African energy coordination as climate litigation policy turns critical

Climate rulings are increasingly shaping energy investment and approvals across Africa. Misryoum argues the continent needs coordinated legal and policy positions—or external actors will define outcomes.
GLOBAL energy governance is shifting, and the change is showing up in courtrooms as much as negotiation rooms.. For Africa, the question is no longer only who negotiates the terms of energy investment—but who can defend the continent’s energy choices when climate litigation starts influencing decisions.
That matters because the continent is carrying a double pressure.. Around 600 million people in sub-Saharan Africa still lack access to electricity, while governments are also being pushed to accelerate decarbonisation.. Those goals can align, but they become harder to protect when each country approaches climate obligations and energy policy from separate directions.. In that vacuum, external actors gain more space to define what “responsible” development should look like.
The core problem, according to Misryoum, is fragmentation.. Across Africa, energy policy responsibilities are spread among national governments, regulators, regional institutions and industry groups.. When climate-related legal cases start influencing project approvals, financing terms and investor confidence, a divided stance can become a practical disadvantage.. Legal bodies and courts increasingly do more than advise: rulings can bind or quasi-bind state behaviour, turning what used to be policy debate into enforceable constraints.
The consequences can already be felt in the energy sector’s planning pipeline.. The East African Crude Oil Pipeline has reportedly faced financing withdrawals and delays that are linked, at least in part, to climate- and legal-related pressures.. Mozambique’s LNG developments are also described as vulnerable to similar headwinds.. These are not just delays on paper; they can slow down infrastructure build-out, disrupt industrial planning and make long-term investments harder to structure.
There is a human layer beneath the legal language.. For communities that need electricity for schools, health facilities, cooling and small businesses, “waiting for clarity” can turn into years lost.. Energy projects often take time to negotiate, permit and finance.. When legal pressure shifts the risk profile, local employment prospects, grid planning and broader economic schedules can be thrown off course—before the first turbine turns or the first power line is energised.
Misryoum also sees a strategic risk: when African stakeholders are inconsistent in how they engage in legal arenas, the continent’s preferences can get diluted.. That may happen through uneven representation, inconsistent legal positions, or separate messaging that outsiders can treat as negotiable or weak.. In climate litigation, the party that shows up with an organised and durable strategy tends to shape the narrative of what outcomes should be acceptable.
Coordination has worked elsewhere, and that comparison is instructive.. OPEC’s coordinated production cuts after the 2020 oil price collapse helped stabilise markets and restore confidence.. The African Petroleum Producers Organization (APPO) has also aimed to mobilise financing for oil and gas projects through the Africa Energy Bank amid tightening global capital flows.. The lesson is not that governance can be copied line-for-line—but that unified strategy can reduce volatility and improve leverage.
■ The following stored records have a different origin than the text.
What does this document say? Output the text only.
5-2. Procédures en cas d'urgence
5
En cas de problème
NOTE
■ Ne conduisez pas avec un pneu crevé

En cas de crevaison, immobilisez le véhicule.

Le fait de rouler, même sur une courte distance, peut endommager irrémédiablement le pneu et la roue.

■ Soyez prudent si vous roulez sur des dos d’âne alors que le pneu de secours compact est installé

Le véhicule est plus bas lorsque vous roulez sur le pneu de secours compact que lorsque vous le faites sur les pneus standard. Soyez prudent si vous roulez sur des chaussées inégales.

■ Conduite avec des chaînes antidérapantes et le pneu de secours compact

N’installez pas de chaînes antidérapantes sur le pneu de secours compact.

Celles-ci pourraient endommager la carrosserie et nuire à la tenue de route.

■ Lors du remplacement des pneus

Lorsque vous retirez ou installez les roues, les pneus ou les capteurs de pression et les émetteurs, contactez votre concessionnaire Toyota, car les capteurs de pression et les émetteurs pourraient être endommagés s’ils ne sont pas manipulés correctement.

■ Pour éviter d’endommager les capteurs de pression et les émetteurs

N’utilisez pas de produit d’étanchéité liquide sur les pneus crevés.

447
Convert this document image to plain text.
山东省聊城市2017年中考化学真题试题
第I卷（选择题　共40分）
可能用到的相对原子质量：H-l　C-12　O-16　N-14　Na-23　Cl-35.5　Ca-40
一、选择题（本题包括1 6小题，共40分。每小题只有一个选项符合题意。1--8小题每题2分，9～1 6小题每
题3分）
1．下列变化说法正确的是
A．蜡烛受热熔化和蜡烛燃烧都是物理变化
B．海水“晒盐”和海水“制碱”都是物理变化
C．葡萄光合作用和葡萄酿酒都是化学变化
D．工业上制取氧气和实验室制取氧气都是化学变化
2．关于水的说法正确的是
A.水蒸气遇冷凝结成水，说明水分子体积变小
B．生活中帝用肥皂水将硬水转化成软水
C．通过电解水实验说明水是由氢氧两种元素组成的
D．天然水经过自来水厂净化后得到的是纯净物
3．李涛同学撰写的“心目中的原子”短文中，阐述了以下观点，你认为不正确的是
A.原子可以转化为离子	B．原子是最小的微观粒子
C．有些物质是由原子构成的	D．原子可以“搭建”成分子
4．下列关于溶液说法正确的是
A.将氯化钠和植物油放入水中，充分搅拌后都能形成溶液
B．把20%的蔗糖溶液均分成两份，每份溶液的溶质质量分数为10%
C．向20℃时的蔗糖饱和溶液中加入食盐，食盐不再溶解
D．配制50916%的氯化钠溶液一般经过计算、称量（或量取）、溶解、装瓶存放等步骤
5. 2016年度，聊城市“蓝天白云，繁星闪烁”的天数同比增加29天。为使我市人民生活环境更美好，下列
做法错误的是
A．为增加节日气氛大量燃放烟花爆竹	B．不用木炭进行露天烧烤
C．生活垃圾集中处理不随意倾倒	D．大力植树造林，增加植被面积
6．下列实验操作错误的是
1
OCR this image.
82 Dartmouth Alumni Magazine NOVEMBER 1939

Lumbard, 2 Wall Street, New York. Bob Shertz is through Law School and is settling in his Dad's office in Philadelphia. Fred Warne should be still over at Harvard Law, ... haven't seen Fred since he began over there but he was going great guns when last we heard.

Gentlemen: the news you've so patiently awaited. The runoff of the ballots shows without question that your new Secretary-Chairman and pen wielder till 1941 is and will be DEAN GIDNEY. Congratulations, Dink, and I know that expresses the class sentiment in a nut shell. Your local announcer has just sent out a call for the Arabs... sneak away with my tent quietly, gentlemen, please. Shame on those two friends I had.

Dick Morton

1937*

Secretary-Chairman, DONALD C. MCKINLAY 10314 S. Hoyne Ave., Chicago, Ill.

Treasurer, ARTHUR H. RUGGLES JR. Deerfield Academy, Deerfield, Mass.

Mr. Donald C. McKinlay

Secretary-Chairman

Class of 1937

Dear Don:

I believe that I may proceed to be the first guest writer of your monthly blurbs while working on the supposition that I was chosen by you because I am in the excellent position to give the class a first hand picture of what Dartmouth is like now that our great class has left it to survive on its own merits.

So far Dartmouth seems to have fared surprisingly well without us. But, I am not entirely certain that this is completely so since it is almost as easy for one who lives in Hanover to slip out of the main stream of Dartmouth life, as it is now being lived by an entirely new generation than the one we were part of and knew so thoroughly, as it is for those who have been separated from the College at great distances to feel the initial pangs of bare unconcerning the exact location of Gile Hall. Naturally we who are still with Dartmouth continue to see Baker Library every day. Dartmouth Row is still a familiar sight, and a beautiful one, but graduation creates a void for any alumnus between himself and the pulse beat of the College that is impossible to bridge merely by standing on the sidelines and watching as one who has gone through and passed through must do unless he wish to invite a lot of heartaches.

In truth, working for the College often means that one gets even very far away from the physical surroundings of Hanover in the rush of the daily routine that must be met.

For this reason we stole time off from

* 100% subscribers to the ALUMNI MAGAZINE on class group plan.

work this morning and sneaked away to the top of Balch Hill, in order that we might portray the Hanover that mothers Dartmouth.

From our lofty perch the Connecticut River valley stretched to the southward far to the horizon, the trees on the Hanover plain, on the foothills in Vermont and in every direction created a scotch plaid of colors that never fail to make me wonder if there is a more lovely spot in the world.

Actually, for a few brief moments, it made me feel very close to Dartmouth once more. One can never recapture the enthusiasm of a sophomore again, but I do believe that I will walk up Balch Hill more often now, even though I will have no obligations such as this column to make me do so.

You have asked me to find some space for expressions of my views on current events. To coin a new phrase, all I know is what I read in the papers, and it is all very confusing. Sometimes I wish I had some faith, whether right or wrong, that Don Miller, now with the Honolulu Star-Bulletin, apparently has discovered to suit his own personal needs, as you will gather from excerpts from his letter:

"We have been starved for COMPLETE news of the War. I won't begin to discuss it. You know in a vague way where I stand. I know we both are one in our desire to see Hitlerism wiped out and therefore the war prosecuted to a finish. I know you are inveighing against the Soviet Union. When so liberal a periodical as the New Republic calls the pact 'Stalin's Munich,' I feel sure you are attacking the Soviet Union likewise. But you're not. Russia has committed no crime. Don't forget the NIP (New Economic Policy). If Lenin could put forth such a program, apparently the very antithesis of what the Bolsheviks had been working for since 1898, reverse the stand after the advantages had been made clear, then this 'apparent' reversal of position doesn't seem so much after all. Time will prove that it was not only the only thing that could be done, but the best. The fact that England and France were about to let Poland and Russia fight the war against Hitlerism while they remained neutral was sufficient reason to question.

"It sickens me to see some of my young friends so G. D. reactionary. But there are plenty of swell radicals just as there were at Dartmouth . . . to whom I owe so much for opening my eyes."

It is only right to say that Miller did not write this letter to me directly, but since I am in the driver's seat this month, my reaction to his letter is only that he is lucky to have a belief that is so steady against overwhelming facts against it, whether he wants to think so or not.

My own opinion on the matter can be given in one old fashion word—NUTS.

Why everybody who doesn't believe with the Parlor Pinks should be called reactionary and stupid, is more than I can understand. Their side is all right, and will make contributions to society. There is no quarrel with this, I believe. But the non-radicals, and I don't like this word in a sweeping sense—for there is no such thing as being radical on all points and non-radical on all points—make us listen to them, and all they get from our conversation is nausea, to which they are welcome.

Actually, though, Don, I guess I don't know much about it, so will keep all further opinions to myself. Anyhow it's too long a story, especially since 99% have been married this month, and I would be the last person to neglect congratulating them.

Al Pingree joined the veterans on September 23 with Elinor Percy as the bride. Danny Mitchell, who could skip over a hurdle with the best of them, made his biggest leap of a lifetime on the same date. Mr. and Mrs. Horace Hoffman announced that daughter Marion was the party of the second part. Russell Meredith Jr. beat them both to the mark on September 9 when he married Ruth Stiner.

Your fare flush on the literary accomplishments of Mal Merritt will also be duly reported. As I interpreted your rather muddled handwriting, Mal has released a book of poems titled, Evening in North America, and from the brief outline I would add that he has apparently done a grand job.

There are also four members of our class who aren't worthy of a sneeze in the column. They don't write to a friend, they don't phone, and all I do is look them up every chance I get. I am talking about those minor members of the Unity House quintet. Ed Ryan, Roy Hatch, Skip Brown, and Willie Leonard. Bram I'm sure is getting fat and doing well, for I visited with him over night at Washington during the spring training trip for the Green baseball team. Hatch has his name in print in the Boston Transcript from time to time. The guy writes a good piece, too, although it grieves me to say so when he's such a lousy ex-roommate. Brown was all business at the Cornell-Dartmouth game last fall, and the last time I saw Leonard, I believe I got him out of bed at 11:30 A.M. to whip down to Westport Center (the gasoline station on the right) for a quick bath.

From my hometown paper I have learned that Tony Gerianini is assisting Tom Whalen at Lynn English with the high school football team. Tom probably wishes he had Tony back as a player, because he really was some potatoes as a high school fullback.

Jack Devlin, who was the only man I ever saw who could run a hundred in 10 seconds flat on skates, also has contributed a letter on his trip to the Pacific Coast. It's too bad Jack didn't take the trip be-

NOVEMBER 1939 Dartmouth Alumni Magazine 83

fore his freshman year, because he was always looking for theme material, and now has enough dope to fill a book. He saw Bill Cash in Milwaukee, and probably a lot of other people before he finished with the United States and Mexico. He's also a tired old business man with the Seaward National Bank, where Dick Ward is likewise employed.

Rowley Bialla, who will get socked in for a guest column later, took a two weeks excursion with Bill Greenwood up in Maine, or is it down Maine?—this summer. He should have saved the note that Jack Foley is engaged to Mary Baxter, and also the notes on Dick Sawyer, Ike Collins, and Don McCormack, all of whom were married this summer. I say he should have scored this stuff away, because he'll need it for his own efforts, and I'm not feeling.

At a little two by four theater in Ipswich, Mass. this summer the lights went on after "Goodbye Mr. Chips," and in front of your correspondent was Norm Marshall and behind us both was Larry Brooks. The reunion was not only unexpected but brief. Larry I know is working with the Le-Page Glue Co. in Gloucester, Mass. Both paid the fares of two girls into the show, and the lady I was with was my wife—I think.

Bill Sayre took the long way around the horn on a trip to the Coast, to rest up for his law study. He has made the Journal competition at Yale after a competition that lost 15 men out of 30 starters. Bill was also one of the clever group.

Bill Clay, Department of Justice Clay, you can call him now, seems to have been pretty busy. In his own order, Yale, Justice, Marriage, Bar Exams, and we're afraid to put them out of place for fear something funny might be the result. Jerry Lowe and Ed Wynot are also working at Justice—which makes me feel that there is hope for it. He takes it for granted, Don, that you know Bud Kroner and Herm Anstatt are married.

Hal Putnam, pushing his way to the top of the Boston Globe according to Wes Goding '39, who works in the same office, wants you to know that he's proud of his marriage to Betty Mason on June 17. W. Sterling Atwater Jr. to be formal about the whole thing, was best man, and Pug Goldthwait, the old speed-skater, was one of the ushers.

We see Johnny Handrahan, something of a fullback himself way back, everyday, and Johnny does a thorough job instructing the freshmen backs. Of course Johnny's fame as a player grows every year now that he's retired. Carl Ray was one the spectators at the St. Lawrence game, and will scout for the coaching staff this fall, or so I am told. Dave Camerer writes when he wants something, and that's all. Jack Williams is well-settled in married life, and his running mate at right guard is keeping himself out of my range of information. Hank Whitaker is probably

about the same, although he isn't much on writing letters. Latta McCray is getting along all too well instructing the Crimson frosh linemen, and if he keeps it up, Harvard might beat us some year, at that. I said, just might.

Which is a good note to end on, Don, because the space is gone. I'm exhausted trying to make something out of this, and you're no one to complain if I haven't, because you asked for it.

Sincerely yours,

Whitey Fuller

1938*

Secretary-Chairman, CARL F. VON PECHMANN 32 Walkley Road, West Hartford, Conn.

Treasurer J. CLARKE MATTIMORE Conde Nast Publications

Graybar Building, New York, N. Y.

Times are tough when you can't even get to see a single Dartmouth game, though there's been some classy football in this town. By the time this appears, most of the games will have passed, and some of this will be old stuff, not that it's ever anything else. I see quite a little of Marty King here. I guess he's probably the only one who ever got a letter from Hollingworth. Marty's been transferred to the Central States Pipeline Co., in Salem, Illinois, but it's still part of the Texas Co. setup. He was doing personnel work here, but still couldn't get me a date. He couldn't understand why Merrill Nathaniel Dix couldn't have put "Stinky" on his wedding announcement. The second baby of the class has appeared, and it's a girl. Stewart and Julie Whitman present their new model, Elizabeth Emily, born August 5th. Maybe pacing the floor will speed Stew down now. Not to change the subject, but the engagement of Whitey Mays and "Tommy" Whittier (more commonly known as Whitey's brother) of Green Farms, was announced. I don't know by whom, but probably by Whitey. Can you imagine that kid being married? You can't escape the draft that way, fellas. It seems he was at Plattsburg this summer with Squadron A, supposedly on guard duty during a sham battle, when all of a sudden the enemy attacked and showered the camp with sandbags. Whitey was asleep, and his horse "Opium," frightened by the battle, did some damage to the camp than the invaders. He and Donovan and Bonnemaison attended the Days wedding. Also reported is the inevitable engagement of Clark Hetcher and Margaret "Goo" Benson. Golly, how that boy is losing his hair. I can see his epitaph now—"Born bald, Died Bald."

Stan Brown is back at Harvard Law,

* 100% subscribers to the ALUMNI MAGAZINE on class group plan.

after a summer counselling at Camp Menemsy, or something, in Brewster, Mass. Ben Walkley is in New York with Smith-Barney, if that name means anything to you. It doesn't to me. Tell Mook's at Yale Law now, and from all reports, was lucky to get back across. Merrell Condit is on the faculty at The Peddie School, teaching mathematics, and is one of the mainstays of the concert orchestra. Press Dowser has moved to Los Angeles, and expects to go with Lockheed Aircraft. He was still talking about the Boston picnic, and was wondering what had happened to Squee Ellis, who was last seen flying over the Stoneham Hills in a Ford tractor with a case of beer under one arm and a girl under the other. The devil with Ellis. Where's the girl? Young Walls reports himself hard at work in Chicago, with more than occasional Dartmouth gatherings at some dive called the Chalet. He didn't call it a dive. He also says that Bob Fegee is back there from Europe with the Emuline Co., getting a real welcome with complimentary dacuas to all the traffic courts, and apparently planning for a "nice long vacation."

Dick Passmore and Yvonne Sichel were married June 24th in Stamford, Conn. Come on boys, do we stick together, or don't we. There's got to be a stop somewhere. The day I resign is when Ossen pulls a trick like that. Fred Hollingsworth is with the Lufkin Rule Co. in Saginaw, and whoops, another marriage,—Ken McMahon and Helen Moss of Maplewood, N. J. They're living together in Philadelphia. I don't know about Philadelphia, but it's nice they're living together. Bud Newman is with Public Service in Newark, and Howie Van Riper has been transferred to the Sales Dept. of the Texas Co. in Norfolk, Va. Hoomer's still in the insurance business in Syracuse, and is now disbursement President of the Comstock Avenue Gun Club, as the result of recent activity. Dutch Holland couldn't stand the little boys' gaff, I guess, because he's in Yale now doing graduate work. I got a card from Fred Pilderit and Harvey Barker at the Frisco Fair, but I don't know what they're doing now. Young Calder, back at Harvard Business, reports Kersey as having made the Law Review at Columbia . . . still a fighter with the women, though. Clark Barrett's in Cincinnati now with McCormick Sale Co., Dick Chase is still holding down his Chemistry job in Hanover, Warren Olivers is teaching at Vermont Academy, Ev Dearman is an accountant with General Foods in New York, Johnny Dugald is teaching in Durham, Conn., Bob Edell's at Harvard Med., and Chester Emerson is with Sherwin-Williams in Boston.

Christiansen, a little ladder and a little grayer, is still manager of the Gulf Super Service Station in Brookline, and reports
The gap is that Africa has not scaled that kind of coordination into the legal and policy arenas where climate litigation is now influential.. Misryoum highlights the concern expressed by NJ Ayuk, executive chairman of the African Energy Chamber, that too often Africa arrives at global energy debates divided while others come organised and strategic.. Without alignment on legal positions, policy priorities and messaging, decisions about the continent’s energy future can end up being made by others, with African interests present but not genuinely driving.
What would a stronger path look like?. Misryoum points to the need for tighter institutional coordination across governments, regional organisations and industry bodies, with clearer roles for market- and policy-facing institutions.. OPEC and APPO, for example, would need to evolve beyond market management into engines of policy alignment—at least in how Africa presents its case when climate obligations and energy development collide.
A unified narrative is especially important for investors.. When policies diverge, projects can be treated as higher-risk and harder to insure.. When coordination is visible—on what development rights are, how hydrocarbons fit into a balanced transition, and how countries plan to grow without disregarding climate goals—capital becomes more likely to move with fewer surprises.. Misryoum frames this as both a cost of division and a measure of opportunity: fragmentation creates risk, coordination creates clarity.
The urgency is existential because legal leverage grows over time.. Each new ruling can reshape the next round of approvals and funding conditions.. If Africa does not build a continental climate litigation strategy now—one that translates development needs into coherent legal and policy positions—external campaigns will continue to influence energy choices while African stakeholders struggle to respond on separate timelines.. The question is not whether climate litigation matters; it already does.. The question is whether Africa can organise fast enough to ensure its energy future is defended in courtrooms as effectively as it is negotiated at forums.